Тереш пристально смотрит на нее:

– А как же я? Можно и мне твоих бессмертных персиков?

– Посмотрим, – справившись с волнением, усмехается девочка. – Сперва ты должен принести мне кое-что.

– Ты только скажи что.

Краем глаза Хан видит, как Молин заговорщически переглядывается с сестрами. Сейчас что-то произойдет.

Анни просовывает загорелые ноги в теннисную юбку:

– В следующий раз наша очередь, так? И наше место. Не думай, что у нас нет своего тайного места, – сверкает она глазами на Йеспера. – Что вы делаете в субботу?

Мальчики ничего не делают в субботу: «Ничего не делаю, абсолютно ничего, сейчас посмотрю в блокноте – ничего!»

– Нас на неделю отправят в деревню. На грядки. – Анни выгибается, опершись на лопатки, и натягивает юбку на зад. – Но в субботу вечером мы можем встретиться на пляже, да?

– Конечно. Да, конечно. Сто процентов, – наперебой отвечают мальчики.

В руке у Шарлотты звякает кошелек. Взгляды девочек снова чертят между мальчиками линии, как в тригонометрии. Дождь перестал, но в воздухе тут и там еще сверкают отдельные капли. Яркое солнце выходит из облаков, и, окруженная его лучами, богиня из девятого класса закрывает руками уши маленькой Май, а потом, прищурясь, смотрит на мальчиков:

– Вот наша часть. Принесите вишневые спиды.

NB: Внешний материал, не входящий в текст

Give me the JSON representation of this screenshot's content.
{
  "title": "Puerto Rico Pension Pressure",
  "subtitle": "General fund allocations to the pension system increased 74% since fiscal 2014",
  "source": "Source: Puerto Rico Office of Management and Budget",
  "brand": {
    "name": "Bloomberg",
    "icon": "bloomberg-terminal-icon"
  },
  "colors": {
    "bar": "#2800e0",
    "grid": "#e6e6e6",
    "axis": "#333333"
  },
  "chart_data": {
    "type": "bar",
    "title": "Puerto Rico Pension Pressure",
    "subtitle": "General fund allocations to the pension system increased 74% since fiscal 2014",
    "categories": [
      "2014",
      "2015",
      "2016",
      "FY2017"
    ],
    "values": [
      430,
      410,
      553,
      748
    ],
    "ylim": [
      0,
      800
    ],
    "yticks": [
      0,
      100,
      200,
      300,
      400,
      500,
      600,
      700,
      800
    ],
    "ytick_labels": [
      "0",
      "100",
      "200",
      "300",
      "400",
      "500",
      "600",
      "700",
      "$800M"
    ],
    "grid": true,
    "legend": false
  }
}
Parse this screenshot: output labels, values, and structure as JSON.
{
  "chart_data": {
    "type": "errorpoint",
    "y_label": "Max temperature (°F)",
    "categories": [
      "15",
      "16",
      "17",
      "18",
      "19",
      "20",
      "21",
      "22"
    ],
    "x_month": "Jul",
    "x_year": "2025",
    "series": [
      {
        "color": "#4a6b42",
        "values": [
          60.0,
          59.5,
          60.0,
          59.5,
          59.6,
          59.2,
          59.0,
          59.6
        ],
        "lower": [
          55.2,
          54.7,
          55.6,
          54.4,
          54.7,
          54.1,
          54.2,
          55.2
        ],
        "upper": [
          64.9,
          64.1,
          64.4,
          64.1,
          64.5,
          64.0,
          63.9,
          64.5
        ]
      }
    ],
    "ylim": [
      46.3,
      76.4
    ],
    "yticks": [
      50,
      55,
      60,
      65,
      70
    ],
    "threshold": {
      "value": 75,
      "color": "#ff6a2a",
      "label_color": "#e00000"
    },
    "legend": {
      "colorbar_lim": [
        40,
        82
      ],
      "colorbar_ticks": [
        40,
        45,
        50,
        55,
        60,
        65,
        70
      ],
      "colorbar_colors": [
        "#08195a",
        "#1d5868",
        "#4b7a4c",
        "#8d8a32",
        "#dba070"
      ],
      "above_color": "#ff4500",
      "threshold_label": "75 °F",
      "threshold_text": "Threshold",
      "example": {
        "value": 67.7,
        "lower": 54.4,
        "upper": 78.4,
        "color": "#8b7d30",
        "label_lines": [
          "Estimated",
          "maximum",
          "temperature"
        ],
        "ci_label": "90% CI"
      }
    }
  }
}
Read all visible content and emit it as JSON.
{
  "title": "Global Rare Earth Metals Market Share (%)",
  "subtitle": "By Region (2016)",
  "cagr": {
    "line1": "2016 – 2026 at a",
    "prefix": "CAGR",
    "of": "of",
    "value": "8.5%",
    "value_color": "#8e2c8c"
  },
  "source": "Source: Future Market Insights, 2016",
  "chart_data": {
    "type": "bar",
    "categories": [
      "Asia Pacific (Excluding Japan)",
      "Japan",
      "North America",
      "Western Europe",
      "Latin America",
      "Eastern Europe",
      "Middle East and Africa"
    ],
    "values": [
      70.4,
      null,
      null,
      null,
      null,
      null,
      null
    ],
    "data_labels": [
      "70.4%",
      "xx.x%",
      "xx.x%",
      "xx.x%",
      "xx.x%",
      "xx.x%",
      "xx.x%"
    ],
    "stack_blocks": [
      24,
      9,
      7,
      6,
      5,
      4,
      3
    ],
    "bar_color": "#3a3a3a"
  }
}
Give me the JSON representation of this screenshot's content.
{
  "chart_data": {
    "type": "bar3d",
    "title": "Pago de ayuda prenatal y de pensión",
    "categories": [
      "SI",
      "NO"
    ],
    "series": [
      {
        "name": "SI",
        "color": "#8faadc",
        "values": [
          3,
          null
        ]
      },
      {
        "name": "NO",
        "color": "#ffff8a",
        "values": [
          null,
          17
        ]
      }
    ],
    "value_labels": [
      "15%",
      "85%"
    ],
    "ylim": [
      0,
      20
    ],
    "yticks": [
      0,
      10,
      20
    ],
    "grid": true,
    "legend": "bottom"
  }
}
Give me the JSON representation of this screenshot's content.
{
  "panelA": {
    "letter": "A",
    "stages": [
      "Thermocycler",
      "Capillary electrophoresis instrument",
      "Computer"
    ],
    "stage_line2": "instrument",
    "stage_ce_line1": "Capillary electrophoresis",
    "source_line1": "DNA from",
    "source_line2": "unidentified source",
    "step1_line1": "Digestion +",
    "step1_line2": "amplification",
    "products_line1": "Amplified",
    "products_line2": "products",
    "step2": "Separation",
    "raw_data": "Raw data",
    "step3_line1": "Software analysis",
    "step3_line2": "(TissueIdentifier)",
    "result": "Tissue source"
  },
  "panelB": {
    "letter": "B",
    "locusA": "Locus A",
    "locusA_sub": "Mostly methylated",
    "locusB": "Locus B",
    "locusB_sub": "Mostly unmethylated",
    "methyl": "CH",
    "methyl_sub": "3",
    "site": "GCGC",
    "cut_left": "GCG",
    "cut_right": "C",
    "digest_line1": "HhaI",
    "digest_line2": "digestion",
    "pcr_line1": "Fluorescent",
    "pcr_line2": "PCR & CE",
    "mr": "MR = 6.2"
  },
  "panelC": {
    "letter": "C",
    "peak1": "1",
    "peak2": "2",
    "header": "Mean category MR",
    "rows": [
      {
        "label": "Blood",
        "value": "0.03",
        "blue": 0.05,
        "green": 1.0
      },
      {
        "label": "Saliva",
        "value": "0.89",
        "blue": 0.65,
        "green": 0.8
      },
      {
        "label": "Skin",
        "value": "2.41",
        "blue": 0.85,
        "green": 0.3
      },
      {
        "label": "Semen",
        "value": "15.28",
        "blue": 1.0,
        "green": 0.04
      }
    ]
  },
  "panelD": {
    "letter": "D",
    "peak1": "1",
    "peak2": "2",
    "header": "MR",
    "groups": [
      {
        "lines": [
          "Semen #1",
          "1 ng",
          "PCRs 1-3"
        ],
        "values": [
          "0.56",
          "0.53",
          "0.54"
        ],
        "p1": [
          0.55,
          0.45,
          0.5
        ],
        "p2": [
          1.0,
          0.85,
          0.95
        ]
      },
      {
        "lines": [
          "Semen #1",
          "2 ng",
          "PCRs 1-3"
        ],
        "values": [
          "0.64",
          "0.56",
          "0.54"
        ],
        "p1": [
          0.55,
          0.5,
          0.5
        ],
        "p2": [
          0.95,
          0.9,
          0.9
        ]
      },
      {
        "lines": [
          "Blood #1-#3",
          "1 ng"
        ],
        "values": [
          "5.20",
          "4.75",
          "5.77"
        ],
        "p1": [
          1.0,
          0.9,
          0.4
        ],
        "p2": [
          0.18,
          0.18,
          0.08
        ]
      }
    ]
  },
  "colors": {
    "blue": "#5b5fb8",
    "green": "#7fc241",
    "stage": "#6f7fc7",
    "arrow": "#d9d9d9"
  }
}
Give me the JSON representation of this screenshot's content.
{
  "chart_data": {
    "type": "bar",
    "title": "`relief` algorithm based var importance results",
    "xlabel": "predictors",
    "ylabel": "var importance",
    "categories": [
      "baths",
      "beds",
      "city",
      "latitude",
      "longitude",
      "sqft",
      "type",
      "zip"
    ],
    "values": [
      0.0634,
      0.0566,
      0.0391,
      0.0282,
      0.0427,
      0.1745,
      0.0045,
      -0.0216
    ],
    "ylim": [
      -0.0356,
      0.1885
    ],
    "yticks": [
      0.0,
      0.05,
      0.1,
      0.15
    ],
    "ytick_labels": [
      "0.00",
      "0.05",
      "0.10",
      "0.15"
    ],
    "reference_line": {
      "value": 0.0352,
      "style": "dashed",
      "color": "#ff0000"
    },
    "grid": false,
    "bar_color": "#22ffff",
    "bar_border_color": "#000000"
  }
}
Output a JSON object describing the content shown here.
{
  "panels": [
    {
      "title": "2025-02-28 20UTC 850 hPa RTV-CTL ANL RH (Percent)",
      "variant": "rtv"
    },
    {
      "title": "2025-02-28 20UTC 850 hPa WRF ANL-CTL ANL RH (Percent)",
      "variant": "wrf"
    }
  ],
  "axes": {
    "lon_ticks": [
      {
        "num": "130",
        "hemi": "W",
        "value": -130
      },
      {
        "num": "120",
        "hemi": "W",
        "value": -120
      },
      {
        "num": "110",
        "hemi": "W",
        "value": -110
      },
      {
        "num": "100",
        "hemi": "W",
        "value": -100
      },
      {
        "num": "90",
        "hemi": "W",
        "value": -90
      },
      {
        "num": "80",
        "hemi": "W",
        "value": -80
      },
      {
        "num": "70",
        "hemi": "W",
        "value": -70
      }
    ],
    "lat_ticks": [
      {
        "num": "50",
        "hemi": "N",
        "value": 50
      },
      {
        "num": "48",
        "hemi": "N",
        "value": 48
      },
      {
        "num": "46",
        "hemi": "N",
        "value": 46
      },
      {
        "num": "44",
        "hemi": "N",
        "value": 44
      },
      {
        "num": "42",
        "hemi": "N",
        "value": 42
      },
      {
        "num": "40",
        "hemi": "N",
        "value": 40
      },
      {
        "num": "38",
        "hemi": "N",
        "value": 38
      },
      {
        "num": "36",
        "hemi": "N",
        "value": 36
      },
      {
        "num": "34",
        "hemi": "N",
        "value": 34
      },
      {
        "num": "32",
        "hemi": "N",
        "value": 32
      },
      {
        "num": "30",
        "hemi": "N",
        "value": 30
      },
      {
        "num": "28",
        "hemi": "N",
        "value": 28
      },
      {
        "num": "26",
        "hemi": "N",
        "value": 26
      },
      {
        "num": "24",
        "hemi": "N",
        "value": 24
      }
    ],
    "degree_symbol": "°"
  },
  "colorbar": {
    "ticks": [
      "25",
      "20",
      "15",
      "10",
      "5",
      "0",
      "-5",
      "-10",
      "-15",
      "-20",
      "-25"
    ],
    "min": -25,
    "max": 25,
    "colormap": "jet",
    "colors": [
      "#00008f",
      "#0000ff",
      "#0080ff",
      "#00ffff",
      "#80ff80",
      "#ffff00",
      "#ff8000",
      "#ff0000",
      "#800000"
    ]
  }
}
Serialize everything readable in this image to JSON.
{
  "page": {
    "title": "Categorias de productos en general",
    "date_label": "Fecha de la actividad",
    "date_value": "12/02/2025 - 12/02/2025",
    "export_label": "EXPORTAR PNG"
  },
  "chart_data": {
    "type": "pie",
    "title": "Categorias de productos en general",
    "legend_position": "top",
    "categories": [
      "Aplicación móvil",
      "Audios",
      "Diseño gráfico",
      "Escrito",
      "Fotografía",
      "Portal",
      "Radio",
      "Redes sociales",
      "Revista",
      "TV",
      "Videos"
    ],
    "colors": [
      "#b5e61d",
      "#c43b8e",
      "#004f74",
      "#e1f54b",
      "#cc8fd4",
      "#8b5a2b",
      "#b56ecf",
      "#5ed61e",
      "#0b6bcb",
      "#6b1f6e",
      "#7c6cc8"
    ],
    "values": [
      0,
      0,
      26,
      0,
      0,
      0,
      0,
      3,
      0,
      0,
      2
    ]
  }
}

– Что? – разевает рот Йеспер.

Крас-ны-е-спи-ды, – произносит Анни. Ее розовый язык отскакивает от нёба на последнем слоге.

– Это как амфетамин, – поясняет Шарлотта будничным тоном. Ее округлая грудь поднимается и опускается, когда она говорит. – Только как бы… особенный. Самый лучший. И мы хотим закинуться с вами вместе.

Тишина.

От нагретых солнцем мокрых кустов шиповника идет пар.

В небе неподвижно висит орлан-белохвост.

– Май ведь останется дома, да?.. – На голове у Тереша всё еще торчат смешные косички. Хан и Йеспер смотрят, как он достает из пачки «Астру», сидя рядом с Шарлоттой.

– Конечно, дурачок!

– Тогда davai,– говорит он, – давайте так и сделаем!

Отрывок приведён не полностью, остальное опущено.